Limitations

This page lists the main current limitations and the design choices used to handle them.

Repository Loading

GitHelp currently supports public GitHub repositories through local git clone. Private repositories are not handled yet because they require authentication and credential-management decisions.

Existing clones under data/repositories/ are reused as local folders. GitHelp does not automatically pull updates from the remote repository.

Repository ingestion is optimized for Python projects. Documentation, YAML, and the repository tree can still be collected from other repositories, but API extraction currently understands Python syntax only.

Corpus and Index Freshness

Building a GitHelp corpus writes:

data/projects/<project_name>/corpus.jsonl

This does not automatically rebuild the MMORE index. For MMORE retrieval, the project corpus must also be exported and indexed:

corpus.jsonl -> mmore_corpus.jsonl -> MMORE index

The corpus and exported MMORE JSONL are project-specific. Native MMORE indexing currently uses one shared Milvus Lite database and the mmore_docs collection; rebuilding resets that database and replaces the previously indexed project.

MMORE Native Retrieval

The mmore backend first attempts native MMORE retrieval in a child process. This keeps the Streamlit process alive if local native dependencies crash.

When the native process succeeds, retrieved sources are tagged with:

native_index

When the native process fails, GitHelp falls back to the exported mmore_corpus.jsonl and tags retrieved sources with:

corpus_fallback

The fallback still answers from the MMORE-formatted corpus, but it does not use the native Milvus vector search path. It ranks records with the simple lexical retriever.

For some code-, symbol-, and filename-oriented questions, the high-level answering pipeline also merges simple lexical candidates with MMORE candidates. Selecting the MMORE backend therefore does not guarantee that every final source originated from the native index.

Local Environment Sensitivity

MMORE, Milvus Lite, PyTorch, Transformers, and OpenMP native libraries can be sensitive to the Python and package versions installed locally.

Known examples:

  • MMORE sparse indexing currently requires Transformers 4.x, so GitHelp pins transformers>=4.51.0,<5.

  • Some macOS environments can hit an OpenMP runtime conflict while loading native ML libraries.

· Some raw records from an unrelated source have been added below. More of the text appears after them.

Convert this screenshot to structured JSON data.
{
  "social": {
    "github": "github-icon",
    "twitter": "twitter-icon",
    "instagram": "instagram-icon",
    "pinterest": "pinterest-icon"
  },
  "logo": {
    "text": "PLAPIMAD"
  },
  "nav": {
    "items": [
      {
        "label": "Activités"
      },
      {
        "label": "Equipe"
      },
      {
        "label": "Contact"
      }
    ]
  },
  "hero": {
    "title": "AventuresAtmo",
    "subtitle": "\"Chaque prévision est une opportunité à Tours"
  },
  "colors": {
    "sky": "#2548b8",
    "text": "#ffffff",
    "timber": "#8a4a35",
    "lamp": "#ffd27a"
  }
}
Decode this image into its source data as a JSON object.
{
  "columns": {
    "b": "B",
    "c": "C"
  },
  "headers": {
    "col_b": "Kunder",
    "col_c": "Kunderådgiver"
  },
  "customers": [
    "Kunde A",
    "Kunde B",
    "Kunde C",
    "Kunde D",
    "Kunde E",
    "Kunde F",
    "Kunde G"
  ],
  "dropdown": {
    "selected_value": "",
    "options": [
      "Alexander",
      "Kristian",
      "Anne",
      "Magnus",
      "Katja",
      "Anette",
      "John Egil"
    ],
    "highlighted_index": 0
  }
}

  • Python 3.14 may expose dependency compatibility issues earlier than Python 3.11 or 3.12.

LLM Provider

The default LLM provider uses a local Qwen model through Hugging Face Transformers. Answer quality, latency, and memory usage depend on the selected model and local hardware.

The dummy provider remains available for tests and pipeline debugging without loading a model.

The repository does not currently include an external or hosted LLM provider.

Project Profiles

The active profile is selected globally from configs/app_config.yaml. The default is the MMORE-specific profile, and building a project-specific corpus does not update it automatically. Use project_profile: generic for another project unless it requires its own profile.

Retrieval Quality

GitHelp combines several retrieval improvements:

  • project profiles;

  • query expansion;

  • filtering and reranking;

  • source-grounded prompts;

  • expected-source retrieval evaluation.

It is still not a complete code intelligence system. Future work could include dependency graphs, richer symbol indexing, tests/examples extraction, and evaluation-driven reranking.

The current evaluation set contains ten MMORE questions, with expected-source annotations for only a small subset. It is useful as a regression check but is not a systematic benchmark of retrieval or answer quality.